Emotional reactions are typically shown as unproportionate anxiety, distress, rage, disgust, and hatred. Physical reactions are typically shown as increased heart rate, elevated blood pressure, sweating, chest pressure, and nausea.
Someone with Misophonia can react to visual stimuli due to associating whatever visual with a trigger noise.
While Misophonia is not an official diagnosis in the DSM-V, you can be professionally evaluated and receive an assessment for Misophonia.
How Can it Be Debilitating?
[PT: How Can it Be Debilitating? /end PT]
Misophonia triggers a fight-or-flight response in a person, which can cause them to compromise their social, professional, and domestic life in hopes of avoiding or ‘managing’ said triggers.
People with Misophonia often experience chronic anxiety and dread of encountering trigger sounds that causes them to be in a constant state of alertness, always anticipating that someone (or something) will happen to make a trigger.
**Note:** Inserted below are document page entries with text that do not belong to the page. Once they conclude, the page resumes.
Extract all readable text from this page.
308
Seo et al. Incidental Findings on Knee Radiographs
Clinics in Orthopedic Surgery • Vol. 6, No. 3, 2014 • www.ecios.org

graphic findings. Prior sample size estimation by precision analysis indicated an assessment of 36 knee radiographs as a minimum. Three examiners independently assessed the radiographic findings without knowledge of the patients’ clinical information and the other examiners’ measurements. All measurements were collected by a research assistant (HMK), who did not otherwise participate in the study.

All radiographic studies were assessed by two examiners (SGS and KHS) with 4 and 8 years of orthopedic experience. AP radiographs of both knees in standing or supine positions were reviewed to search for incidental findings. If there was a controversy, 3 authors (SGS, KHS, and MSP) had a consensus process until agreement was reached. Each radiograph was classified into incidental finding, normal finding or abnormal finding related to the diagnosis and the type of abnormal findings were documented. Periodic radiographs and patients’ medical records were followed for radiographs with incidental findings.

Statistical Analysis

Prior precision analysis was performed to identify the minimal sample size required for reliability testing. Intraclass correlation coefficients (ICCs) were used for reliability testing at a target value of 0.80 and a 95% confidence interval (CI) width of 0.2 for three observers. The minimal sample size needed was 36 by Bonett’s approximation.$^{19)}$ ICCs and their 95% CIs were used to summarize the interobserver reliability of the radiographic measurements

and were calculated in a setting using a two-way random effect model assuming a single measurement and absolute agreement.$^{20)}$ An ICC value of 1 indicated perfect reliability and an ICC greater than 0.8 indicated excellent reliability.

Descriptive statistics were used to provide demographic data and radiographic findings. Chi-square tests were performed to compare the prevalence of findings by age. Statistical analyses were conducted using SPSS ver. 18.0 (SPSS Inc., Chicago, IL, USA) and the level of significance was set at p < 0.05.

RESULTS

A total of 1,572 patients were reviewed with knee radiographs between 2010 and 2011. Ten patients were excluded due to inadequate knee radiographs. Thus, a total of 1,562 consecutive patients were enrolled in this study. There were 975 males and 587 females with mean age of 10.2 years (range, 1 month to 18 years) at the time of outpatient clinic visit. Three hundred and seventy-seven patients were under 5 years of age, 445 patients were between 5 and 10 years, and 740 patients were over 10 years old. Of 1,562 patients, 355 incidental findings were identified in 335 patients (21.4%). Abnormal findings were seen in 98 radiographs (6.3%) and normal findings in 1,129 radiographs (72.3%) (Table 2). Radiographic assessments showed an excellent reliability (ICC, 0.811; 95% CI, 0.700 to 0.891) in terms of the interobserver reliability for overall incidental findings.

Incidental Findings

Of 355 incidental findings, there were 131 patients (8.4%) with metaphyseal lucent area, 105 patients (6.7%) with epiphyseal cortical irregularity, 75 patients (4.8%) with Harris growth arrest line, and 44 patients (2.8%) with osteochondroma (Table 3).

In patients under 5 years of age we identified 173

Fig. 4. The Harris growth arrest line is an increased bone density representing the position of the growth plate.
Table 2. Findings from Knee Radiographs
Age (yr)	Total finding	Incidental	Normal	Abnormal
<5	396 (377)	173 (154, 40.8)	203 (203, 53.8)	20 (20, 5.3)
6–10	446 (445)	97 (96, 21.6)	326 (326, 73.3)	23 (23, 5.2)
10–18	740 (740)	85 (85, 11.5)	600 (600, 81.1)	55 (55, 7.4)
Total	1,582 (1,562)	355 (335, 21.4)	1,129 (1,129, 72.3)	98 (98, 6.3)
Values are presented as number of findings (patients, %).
This can cause an increased likelihood of Depression, General Anxiety, and Obsessive-Compulsive traits.
The anticipation of trigger sounds consequently causes social isolation, avoidance behaviors, interpersonal conflicts, and verbal or physical aggression.
People tend to avoid sharing meals, public transportation, or crowded social gatherings. Wearing noise-canceling headphones constantly or leaving rooms abruptly are common. Acting out aggressively toward objects or the individual making the sound. Strained relationships with family, friends, or coworkers who inadvertently make the trigger sounds.
What Are Common Triggers?
[PT: What Are Common Triggers? /end PT]
Trigger noises are listed, but not limited to:
Chewing, smacking of lips, swallowing, crunching, sipping, slurping.
Heavy breathing, snoring, sighing, yawning, whistling, hiccups, coughing, sniffing.
Water dripping, clock ticking, keys rattling, leg bouncing, pen clicking, writing, tapping, cracking joints, snapping.
Birds chirping/singing, barking, meowing, snorting.
A person with Misophonia can experience any amount of triggers.
How is Misophonia Treated?
[PT: How is Misophonia Treated? /end PT]
Misophonia is not a curable condition, and trying to force someone to ‘recover’ from said condition is sensory ableism and saneism.
Exposure Therapy almost never works for Misophonia, and can actually worsen one’s condition. Because you don’t naturally habituate to trigger sounds, direct exposure can intensify your fight-or-flight response, increase sensitivity, and create new triggers.
Coping strategies include wearing earplugs, noise-cancelling headphones, or earbuds. Holding ice / an ice pack, running cold water over your hands, using a fidget tool, box-breathing, counting backwards from one-hundred (100), and reciting lyrics from a song.